By Craig Chapin. First published in June 1988.

When I traveled to Tokyo, I generally took the Seibu-Ikebukuro line to Ikebukuro Station. Much of the platform is covered, but one end of a longer train will stick out into the sunlight. Until the day recounted in the comic strip, I had always ridden in a car close to the front of the train. On this particular day I sat in a rear car, so I didn’t recognize Ikebukuro Station when we arrived.

People got off; people got on. I could not see a sign to identify the station from where I sat, but I knew it didn’t look like Ikebukuro. The train sat and sat, and I began to wonder if I had boarded a train that had veered off onto some other railway spur.
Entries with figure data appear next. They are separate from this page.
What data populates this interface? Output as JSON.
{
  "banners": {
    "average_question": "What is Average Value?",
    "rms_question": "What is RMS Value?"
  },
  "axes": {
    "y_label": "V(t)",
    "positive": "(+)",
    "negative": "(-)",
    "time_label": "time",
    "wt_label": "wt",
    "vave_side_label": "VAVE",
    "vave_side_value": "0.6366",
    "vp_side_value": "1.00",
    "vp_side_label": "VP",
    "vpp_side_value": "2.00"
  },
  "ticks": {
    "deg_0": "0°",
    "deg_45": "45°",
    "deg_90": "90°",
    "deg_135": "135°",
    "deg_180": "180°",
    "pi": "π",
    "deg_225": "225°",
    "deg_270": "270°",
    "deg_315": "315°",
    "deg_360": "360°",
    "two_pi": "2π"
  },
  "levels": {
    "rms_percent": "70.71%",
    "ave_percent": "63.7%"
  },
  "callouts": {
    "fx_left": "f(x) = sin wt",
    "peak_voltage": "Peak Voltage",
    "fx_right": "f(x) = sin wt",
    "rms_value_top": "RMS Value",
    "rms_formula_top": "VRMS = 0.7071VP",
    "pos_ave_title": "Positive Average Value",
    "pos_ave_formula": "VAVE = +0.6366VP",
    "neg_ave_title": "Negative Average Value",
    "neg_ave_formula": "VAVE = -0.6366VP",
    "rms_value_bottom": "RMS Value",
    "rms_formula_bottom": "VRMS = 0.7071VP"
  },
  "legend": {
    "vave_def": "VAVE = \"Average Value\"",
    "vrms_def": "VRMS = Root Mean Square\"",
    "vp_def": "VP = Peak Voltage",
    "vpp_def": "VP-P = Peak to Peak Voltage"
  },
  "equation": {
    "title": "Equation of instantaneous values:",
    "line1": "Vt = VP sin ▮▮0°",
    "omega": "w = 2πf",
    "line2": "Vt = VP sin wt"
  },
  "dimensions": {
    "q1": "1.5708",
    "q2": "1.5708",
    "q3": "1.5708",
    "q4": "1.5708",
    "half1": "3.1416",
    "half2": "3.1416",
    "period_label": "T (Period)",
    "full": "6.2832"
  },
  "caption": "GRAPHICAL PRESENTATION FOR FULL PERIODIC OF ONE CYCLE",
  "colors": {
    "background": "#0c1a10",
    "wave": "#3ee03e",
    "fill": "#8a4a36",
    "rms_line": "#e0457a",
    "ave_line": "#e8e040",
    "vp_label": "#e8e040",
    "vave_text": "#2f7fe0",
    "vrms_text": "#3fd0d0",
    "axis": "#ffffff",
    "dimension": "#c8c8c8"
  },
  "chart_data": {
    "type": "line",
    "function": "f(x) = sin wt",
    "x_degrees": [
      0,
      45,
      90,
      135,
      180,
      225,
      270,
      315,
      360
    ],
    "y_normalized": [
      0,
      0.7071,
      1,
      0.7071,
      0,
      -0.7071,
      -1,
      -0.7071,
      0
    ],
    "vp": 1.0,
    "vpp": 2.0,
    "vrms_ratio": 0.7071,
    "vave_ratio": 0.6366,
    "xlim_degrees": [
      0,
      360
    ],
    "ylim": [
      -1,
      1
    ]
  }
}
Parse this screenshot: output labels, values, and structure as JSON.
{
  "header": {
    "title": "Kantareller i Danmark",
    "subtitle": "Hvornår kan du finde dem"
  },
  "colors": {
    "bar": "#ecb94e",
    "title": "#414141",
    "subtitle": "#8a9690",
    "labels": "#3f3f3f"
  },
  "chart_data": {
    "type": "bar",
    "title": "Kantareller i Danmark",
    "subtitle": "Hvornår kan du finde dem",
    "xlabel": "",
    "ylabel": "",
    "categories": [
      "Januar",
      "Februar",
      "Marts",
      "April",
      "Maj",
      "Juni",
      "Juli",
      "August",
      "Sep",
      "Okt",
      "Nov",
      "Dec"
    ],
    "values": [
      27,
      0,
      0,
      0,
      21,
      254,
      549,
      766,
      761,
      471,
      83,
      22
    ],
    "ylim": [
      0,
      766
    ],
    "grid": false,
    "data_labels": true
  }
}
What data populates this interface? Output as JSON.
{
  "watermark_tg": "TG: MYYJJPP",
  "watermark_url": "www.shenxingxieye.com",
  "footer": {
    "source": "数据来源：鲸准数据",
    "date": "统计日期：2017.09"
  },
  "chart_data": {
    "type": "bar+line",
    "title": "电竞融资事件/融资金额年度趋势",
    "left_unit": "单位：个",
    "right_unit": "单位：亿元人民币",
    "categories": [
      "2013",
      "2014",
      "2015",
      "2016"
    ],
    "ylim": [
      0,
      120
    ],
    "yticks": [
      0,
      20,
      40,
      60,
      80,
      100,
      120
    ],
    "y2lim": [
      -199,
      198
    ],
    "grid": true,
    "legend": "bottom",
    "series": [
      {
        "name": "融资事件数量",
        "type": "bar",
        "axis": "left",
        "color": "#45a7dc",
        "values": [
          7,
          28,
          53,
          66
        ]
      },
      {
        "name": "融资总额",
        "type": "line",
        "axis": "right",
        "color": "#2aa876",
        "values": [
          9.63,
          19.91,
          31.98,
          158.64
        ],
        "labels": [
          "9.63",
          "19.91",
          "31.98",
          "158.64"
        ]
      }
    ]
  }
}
So in my best Japanese I asked a man seated nearby, “Does this train go to Ikebukuro?” He seemed embarrassed to be speaking with a foreigner, but after a moment replied in English, “Yes.” He sat back, looking relieved to have gotten this conversation out of the way.

(Many Japanese have a great anxiety about speaking in English. They have all studied it in school, but very few can use it productively. Many feel they should speak English with foreigners—even foreigners who don’t speak English and even foreigners who can speak Japanese. I suspect this anxiety prevented the gentleman seated near me from giving me a fuller explanation.)

As shown in the strip, the train pulled out of Ikebukuro Station, headed in the opposite direction. When I anxiously asked what was going on, the gentleman replied, “That was Ikebukuro Station.”

It was, of course, still an express train.